Date: 10th December, 2016

The session began with a simple discussion on the basic differences between gender and sex, followed by the activity – breaking stereotypes. This activity involved assigning of certain characteristics by the students commonly perceived to be those of a particular sex. And then some light was thrown on how these are nothing but irrational stereotypes and it is not right to look at any sex as having certain traits or characteristics mutually exclusive to them.

Next, a nexus was drawn between Gender and Law and it was discussed that commonplace things like maternity leaves, marital laws, etc. are all unfortunately constructed on the false and fixed notions of gender. Further, great emphasis was laid on changing young mindsets and easily adapting to alterations happening in and around us, so as to bring about the winds of positive change in our society. 

After dealing with the aforementioned topics , a synopsis of all the recent judgments in this particular  field of law was presented by Sharanya Shivraman, following which were interesting  discussions on ‘triple talaaq’, Uniform Civil Code and the distinction between the terminologies- Feminism and Feminazi.

Thereafter, a screening of the first part of the movie – Bombay Talkies took place which highlighted the issues   and the stigma attached to sexual orientation of people in our society. The discussions that followed revolved around changing the existing social misconstructs.

The closing was done by Sharanya Kundu, and alumni of our college, who narrated real life incidents and problems she faced daily owing to her gender and the inequality prevalent all over in every walk of life based on the same.

The session and was attended by a large number of enthusiastic and interactive students.

  • Human Rights in Childbirth – Mrs. Shivani Sharma and Mrs. Zoe Quinn

Date: 16th January 2017

A session was conducted in collaboration with the organization ‘Human Rights in Childbirth’. Shivani Sharma a certified HypnoBirthing Practitioner (HypnoBirthing Institute, USA), mother of two believes that it is crucial for women stand up for themselves and choose the kind of birth they want. Her personal experience of gentle births inspires her to support families and guide them to birth their babies with ease and grace. Zoe Quinn is an American who had the pleasure of having midwifery care during the birth of her son. Even though she had worked with special needs children for years, she was pulled towards the profession of midwifery. Since then she have been working towards becoming a certified professional midwife and living her life with her family in a cob house outside Pune.
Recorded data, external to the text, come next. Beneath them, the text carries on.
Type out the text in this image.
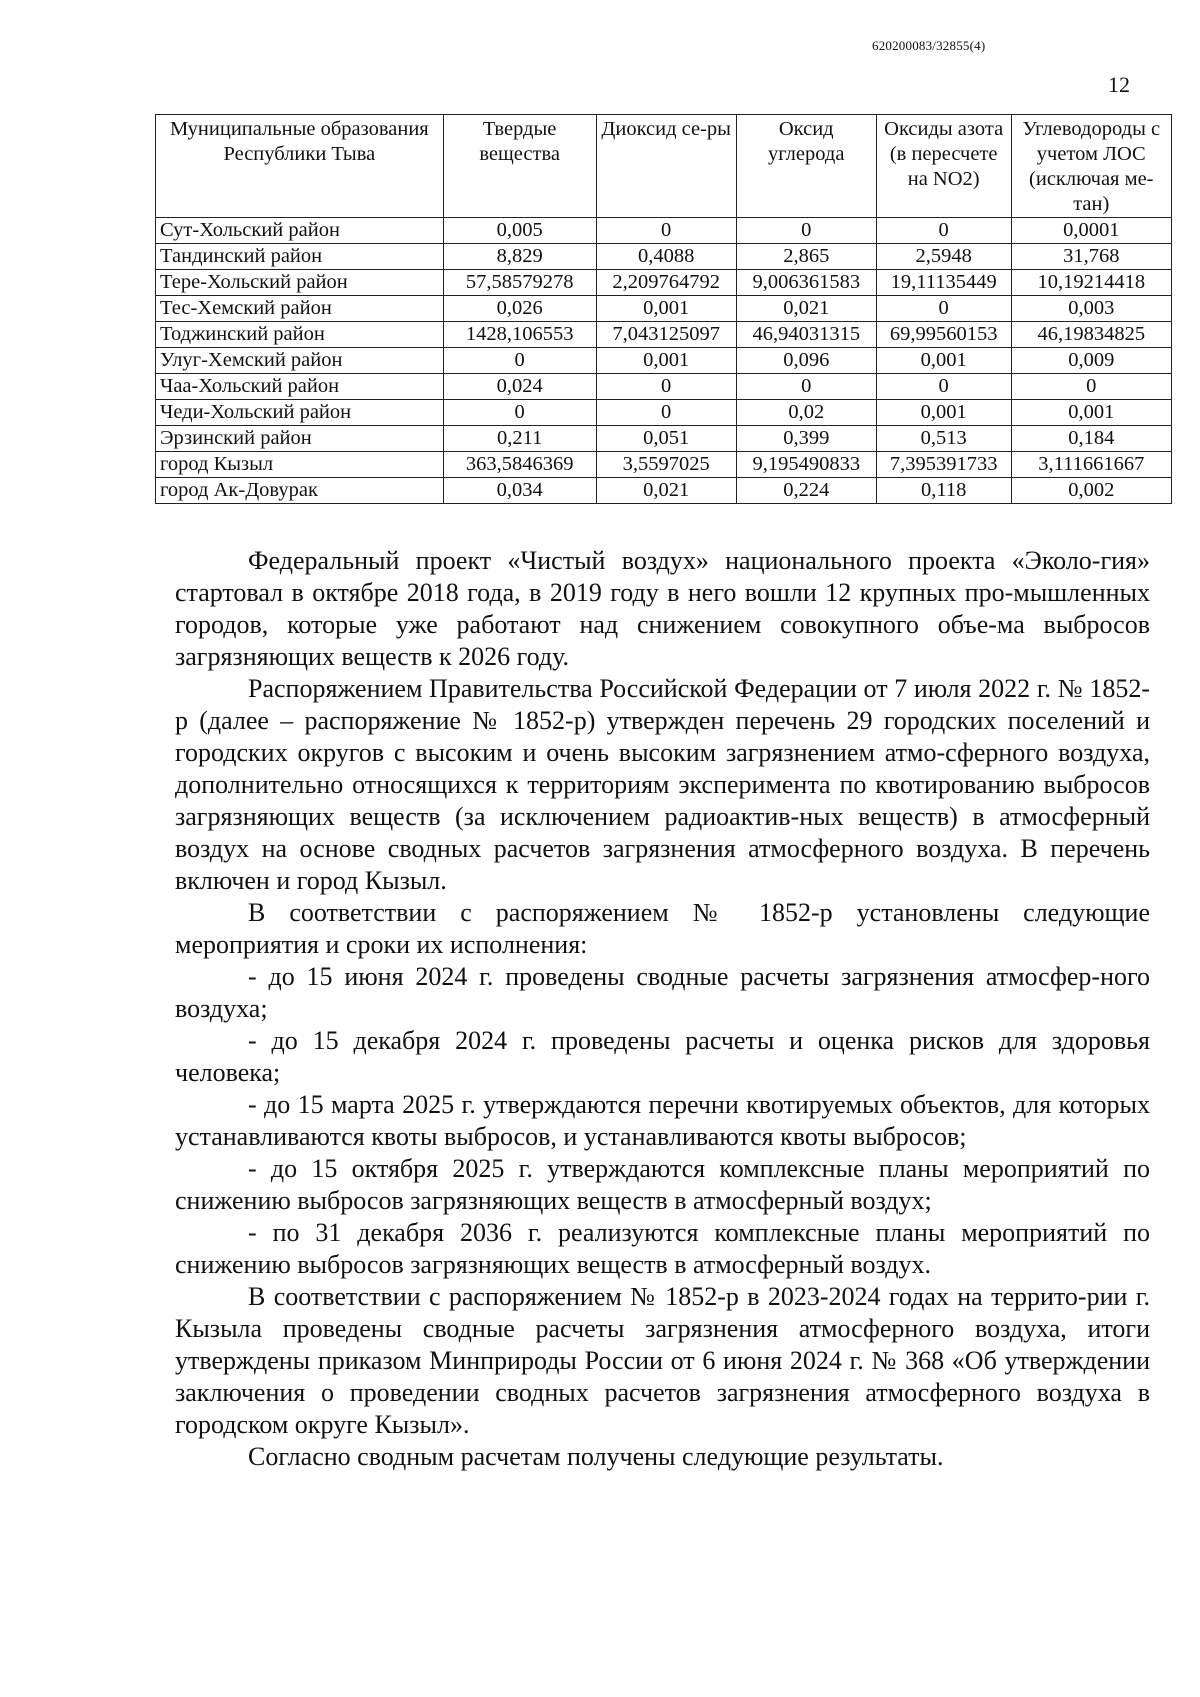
620200083/32855(4)
12
Муниципальные образования Республики Тыва	Твердые вещества	Диоксид се-ры	Оксид углерода	Оксиды азота (в пересчете на NO2)	Углеводороды с учетом ЛОС (исключая ме-тан)
Сут-Хольский район	0,005	0	0	0	0,0001
Тандинский район	8,829	0,4088	2,865	2,5948	31,768
Тере-Хольский район	57,58579278	2,209764792	9,006361583	19,11135449	10,19214418
Тес-Хемский район	0,026	0,001	0,021	0	0,003
Тоджинский район	1428,106553	7,043125097	46,94031315	69,99560153	46,19834825
Улуг-Хемский район	0	0,001	0,096	0,001	0,009
Чаа-Хольский район	0,024	0	0	0	0
Чеди-Хольский район	0	0	0,02	0,001	0,001
Эрзинский район	0,211	0,051	0,399	0,513	0,184
город Кызыл	363,5846369	3,5597025	9,195490833	7,395391733	3,111661667
город Ак-Довурак	0,034	0,021	0,224	0,118	0,002

Федеральный проект «Чистый воздух» национального проекта «Эколо-гия» стартовал в октябре 2018 года, в 2019 году в него вошли 12 крупных про-мышленных городов, которые уже работают над снижением совокупного объе-ма выбросов загрязняющих веществ к 2026 году.

Распоряжением Правительства Российской Федерации от 7 июля 2022 г. № 1852-р (далее – распоряжение № 1852-р) утвержден перечень 29 городских поселений и городских округов с высоким и очень высоким загрязнением атмо-сферного воздуха, дополнительно относящихся к территориям эксперимента по квотированию выбросов загрязняющих веществ (за исключением радиоактив-ных веществ) в атмосферный воздух на основе сводных расчетов загрязнения атмосферного воздуха. В перечень включен и город Кызыл.

В соответствии с распоряжением № 1852-р установлены следующие мероприятия и сроки их исполнения:

- до 15 июня 2024 г. проведены сводные расчеты загрязнения атмосфер-ного воздуха;

- до 15 декабря 2024 г. проведены расчеты и оценка рисков для здоровья человека;

- до 15 марта 2025 г. утверждаются перечни квотируемых объектов, для которых устанавливаются квоты выбросов, и устанавливаются квоты выбросов;

- до 15 октября 2025 г. утверждаются комплексные планы мероприятий по снижению выбросов загрязняющих веществ в атмосферный воздух;

- по 31 декабря 2036 г. реализуются комплексные планы мероприятий по снижению выбросов загрязняющих веществ в атмосферный воздух.

В соответствии с распоряжением № 1852-р в 2023-2024 годах на террито-рии г. Кызыла проведены сводные расчеты загрязнения атмосферного воздуха, итоги утверждены приказом Минприроды России от 6 июня 2024 г. № 368 «Об утверждении заключения о проведении сводных расчетов загрязнения атмосферного воздуха в городском округе Кызыл».

Согласно сводным расчетам получены следующие результаты.
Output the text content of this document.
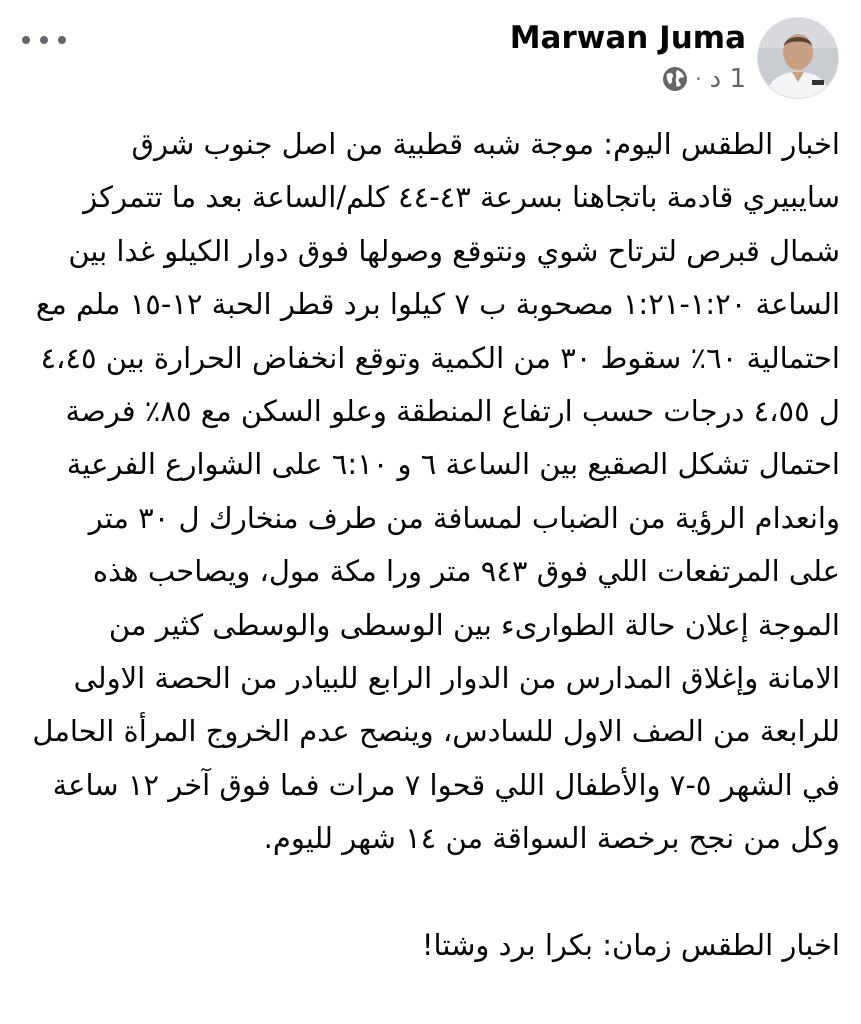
Marwan Juma
· 1 د

اخبار الطقس اليوم: موجة شبه قطبية من اصل جنوب شرق سايبيري قادمة باتجاهنا بسرعة ٤٣-٤٤ كلم/الساعة بعد ما تتمركز شمال قبرص لترتاح شوي ونتوقع وصولها فوق دوار الكيلو غدا بين الساعة ١:٢٠-١:٢١ مصحوبة ب ٧ كيلوا برد قطر الحبة ١٢-١٥ ملم مع احتمالية ٦٠٪ سقوط ٣٠ من الكمية وتوقع انخفاض الحرارة بين ٤،٤٥ ل ٤،٥٥ درجات حسب ارتفاع المنطقة وعلو السكن مع ٨٥٪ فرصة احتمال تشكل الصقيع بين الساعة ٦ و ٦:١٠ على الشوارع الفرعية وانعدام الرؤية من الضباب لمسافة من طرف منخارك ل ٣٠ متر على المرتفعات اللي فوق ٩٤٣ متر ورا مكة مول، ويصاحب هذه الموجة إعلان حالة الطوارىء بين الوسطى والوسطى كثير من الامانة وإغلاق المدارس من الدوار الرابع للبيادر من الحصة الاولى للرابعة من الصف الاول للسادس، وينصح عدم الخروج المرأة الحامل في الشهر ٥-٧ والأطفال اللي قحوا ٧ مرات فما فوق آخر ١٢ ساعة وكل من نجح برخصة السواقة من ١٤ شهر لليوم.

اخبار الطقس زمان: بكرا برد وشتا!
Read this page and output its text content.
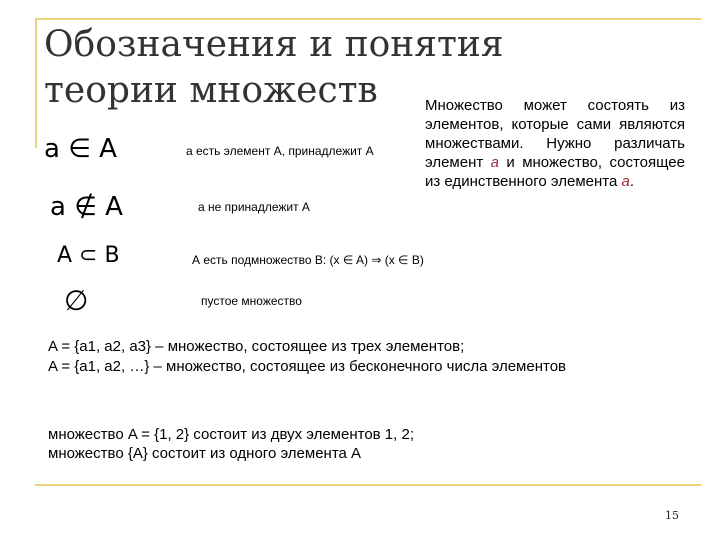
Обозначения и понятия теории множеств
a ∈ A	а есть элемент А, принадлежит А
a ∉ A	а не принадлежит А
A ⊂ B	А есть подмножество В: (x ∈ A) ⇒ (x ∈ B)
∅	пустое множество
Множество может состоять из элементов, которые сами являются множествами. Нужно различать элемент a и множество, состоящее из единственного элемента a.
A = {a1, a2, a3} – множество, состоящее из трех элементов;
A = {a1, a2, …} – множество, состоящее из бесконечного числа элементов
множество A = {1, 2} состоит из двух элементов 1, 2;
множество {A} состоит из одного элемента A
15
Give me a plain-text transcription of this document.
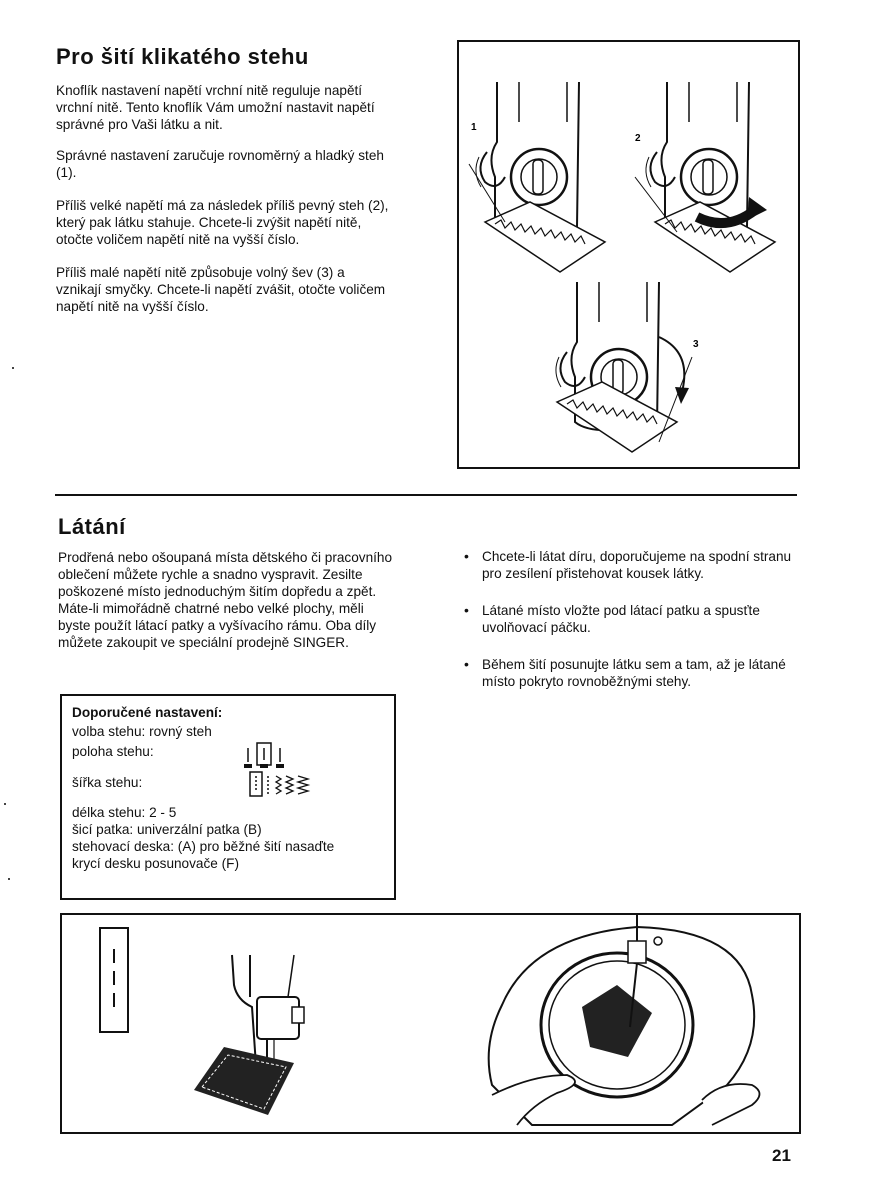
Pro šití klikatého stehu

Knoflík nastavení napětí vrchní nitě reguluje napětí vrchní nitě. Tento knoflík Vám umožní nastavit napětí správné pro Vaši látku a nit.

Správné nastavení zaručuje rovnoměrný a hladký steh (1).

Příliš velké napětí má za následek příliš pevný steh (2), který pak látku stahuje. Chcete-li zvýšit napětí nitě, otočte voličem napětí nitě na vyšší číslo.

Příliš malé napětí nitě způsobuje volný šev (3) a vznikají smyčky. Chcete-li napětí zvášit, otočte voličem napětí nitě na vyšší číslo.

1
2
3
Látání

Prodřená nebo ošoupaná místa dětského či pracovního oblečení můžete rychle a snadno vyspravit. Zesilte poškozené místo jednoduchým šitím dopředu a zpět. Máte-li mimořádně chatrné nebo velké plochy, měli byste použít látací patky a vyšívacího rámu. Oba díly můžete zakoupit ve speciální prodejně SINGER.

Doporučené nastavení:
volba stehu: rovný steh
poloha stehu:
šířka stehu:
délka stehu: 2 - 5
šicí patka: univerzální patka (B)
stehovací deska: (A) pro běžné šití nasaďte
krycí desku posunovače (F)
• Chcete-li látat díru, doporučujeme na spodní stranu pro zesílení přistehovat kousek látky.
• Látané místo vložte pod látací patku a spusťte uvolňovací páčku.
• Během šití posunujte látku sem a tam, až je látané místo pokryto rovnoběžnými stehy.
21
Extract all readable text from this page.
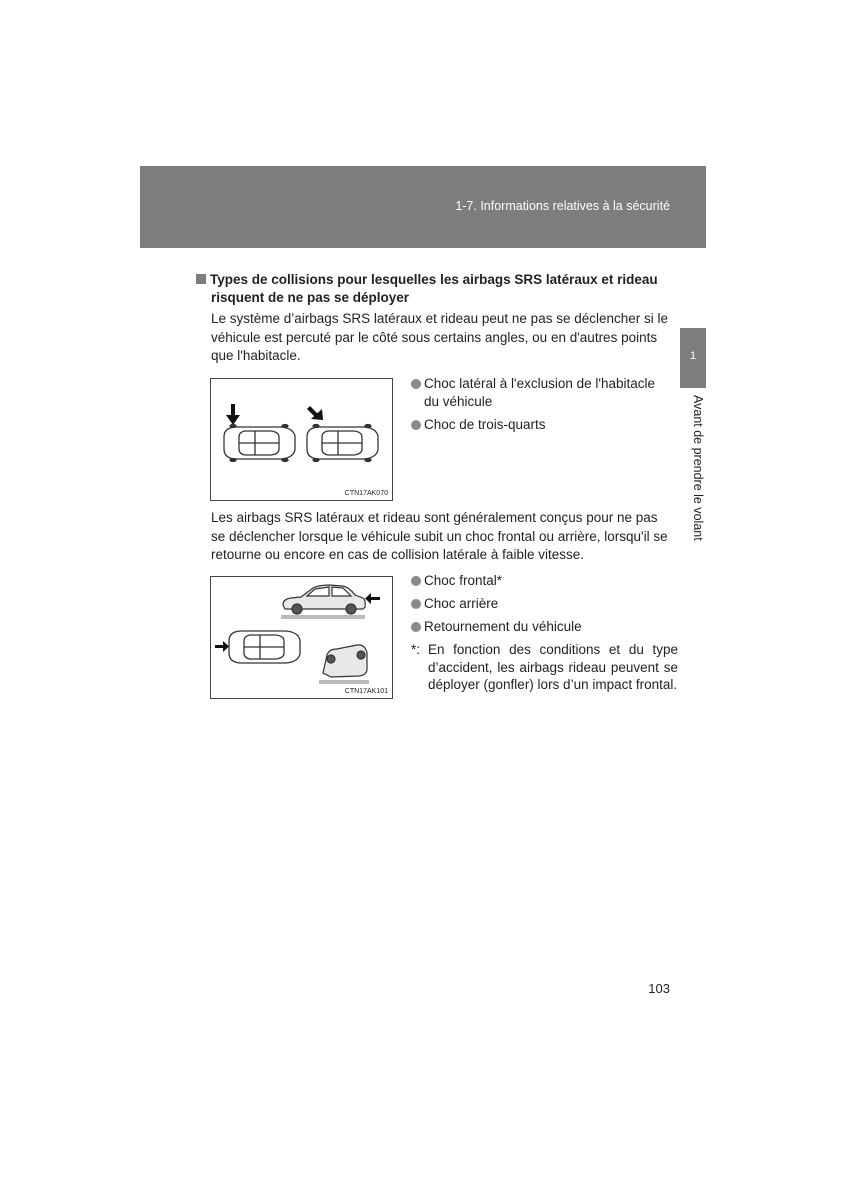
1-7. Informations relatives à la sécurité
1
Avant de prendre le volant
Types de collisions pour lesquelles les airbags SRS latéraux et rideau
risquent de ne pas se déployer
Le système d’airbags SRS latéraux et rideau peut ne pas se déclencher si le
véhicule est percuté par le côté sous certains angles, ou en d'autres points
que l'habitacle.
CTN17AK070
Choc latéral à l'exclusion de l'habitacle
du véhicule
Choc de trois-quarts
Les airbags SRS latéraux et rideau sont généralement conçus pour ne pas
se déclencher lorsque le véhicule subit un choc frontal ou arrière, lorsqu'il se
retourne ou encore en cas de collision latérale à faible vitesse.
CTN17AK101
Choc frontal*
Choc arrière
Retournement du véhicule
*: En fonction des conditions et du type d’accident, les airbags rideau peuvent se déployer (gonfler) lors d’un impact frontal.
103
The session informed the students on multiple human rights issues related to child birth and maternity care. Shivani Sharma and Zoe Quinn oriented the Students on the various stakeholders involved in the process of childbirth – the care providers i.e. the doctors and the mid wives; the care receivers i.e. the pregnant women and their family; and the change makers i.e. the policy makers in this field. The session also focused on issues related to the right to physical integrity, self -determination, privacy rights, right to informed consent and most importantly the right to health of the stakeholders involved in child birth. The key question addressed was with respect to the benefits of institutionalized birth and whether the process of childbirth turns in to obstetric violence without human right considerations.

The session was followed by an informal discussion and all the participants returned with many doubts and apprehensions resolved.